Nous devons donc entrer dans l’ère de l’optimisation 3.0: l’optimisation à la source. Cette révolution requiert un important changement de paradigme: ce ne sont plus les outils IT, ni les procédures qui permettront les prochains gains de productivité. Ce sont les gens. Chaque collaborateur devrait être en mesure de réfléchir comme un entrepreneur

Les invités

Monnaie forte et croissance atone, changeons de paradigme!

Depuis l’abandon du taux plancher par la BNS, beaucoup d’entreprises suisses ont vu leurs marges diminuer significativement.

Comme la presse le relate depuis plusieurs jours, certains patrons sont obligés d’annoncer des mesures drastiques: gel de certains projets, augmentation du temps de travail, baisse de salaire, voire paiement des frontaliers en euros. Toutes ces mesures ont le même objectif: gagner en compétitivité dans un contexte de franc fort.

Certains économistes nous prédisent une croissance atone pour de longues années. En effet, la révolution d’Internet et des technologies de l’information ne parvient pas à générer une croissance sur le long terme comparable aux décades suivant la révolution industrielle. Malheureusement, il semble que les entreprises ne soient pas préparées à vivre dans un environnement sans croissance. Pour s’en convaincre, il suffit de lire les résultats publiés ces derniers temps où les analystes sanctionnent des titres si la croissance des résultats est inférieure à leurs prévisions.

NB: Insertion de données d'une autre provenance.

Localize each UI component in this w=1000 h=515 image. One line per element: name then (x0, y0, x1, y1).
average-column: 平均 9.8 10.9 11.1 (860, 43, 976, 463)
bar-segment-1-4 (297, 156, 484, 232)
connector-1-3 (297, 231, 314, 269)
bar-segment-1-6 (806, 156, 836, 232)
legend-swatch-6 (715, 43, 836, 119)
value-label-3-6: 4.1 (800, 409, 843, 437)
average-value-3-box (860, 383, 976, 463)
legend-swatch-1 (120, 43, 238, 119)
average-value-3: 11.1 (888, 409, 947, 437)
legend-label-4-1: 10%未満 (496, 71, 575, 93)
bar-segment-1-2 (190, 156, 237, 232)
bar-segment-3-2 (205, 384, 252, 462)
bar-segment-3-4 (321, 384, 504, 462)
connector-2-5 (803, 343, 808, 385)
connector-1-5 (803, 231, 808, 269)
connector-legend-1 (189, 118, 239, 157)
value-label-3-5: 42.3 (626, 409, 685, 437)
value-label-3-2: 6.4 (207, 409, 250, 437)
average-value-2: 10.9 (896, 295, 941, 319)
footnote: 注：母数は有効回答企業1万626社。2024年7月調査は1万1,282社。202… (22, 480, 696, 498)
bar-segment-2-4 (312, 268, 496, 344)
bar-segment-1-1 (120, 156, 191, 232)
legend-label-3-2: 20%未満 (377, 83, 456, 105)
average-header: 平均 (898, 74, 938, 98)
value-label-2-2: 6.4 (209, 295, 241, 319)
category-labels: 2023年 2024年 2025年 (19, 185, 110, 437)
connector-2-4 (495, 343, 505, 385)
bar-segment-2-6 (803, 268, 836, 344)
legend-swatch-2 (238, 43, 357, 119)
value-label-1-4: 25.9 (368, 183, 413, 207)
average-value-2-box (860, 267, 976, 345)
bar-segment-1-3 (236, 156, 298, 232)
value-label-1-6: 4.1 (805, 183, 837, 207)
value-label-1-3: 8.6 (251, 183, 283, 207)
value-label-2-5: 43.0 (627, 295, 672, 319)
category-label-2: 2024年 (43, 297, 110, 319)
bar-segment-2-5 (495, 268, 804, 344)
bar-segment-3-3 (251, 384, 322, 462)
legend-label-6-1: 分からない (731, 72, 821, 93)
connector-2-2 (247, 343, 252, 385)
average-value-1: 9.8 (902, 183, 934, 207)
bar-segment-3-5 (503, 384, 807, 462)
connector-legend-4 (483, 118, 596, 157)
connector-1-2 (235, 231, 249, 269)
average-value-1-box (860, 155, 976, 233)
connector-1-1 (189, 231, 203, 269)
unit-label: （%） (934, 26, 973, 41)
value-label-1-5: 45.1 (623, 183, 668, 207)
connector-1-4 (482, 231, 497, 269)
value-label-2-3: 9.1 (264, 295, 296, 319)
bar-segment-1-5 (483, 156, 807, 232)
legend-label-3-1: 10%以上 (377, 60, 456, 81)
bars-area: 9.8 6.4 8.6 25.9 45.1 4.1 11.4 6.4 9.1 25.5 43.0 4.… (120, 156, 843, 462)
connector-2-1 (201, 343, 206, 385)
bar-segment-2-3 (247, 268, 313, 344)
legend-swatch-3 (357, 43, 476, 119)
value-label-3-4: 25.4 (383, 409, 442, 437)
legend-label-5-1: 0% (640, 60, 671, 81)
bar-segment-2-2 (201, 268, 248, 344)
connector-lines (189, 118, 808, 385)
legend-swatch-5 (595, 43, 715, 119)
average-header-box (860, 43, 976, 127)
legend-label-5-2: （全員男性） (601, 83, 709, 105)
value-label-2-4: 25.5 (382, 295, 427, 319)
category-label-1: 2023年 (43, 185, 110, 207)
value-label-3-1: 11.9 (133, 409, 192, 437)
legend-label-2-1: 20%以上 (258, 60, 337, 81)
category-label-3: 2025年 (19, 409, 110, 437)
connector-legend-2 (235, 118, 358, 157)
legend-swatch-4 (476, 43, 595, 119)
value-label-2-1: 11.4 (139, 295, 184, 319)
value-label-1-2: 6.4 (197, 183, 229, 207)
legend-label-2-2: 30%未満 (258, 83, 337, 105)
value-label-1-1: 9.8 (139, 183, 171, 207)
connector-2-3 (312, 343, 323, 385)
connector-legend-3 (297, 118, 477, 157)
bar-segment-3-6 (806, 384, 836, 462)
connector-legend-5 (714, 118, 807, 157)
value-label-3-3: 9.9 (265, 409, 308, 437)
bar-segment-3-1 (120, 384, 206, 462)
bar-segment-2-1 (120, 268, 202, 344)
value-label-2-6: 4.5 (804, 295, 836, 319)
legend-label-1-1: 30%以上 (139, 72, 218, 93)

Si le gâteau ne grandit plus, sur quels critères devrons-nous évaluer la performance des entreprises? Probablement en analysant les marges et le dividende par action sur une longue période.

Nous devons donc entrer dans l’ère de l’optimisation 3.0: l’optimisation à la source. Cette révolution requiert un important changement de paradigme: ce ne sont plus les outils IT, ni les procédures qui permettront les prochains gains de productivité. Ce sont les gens.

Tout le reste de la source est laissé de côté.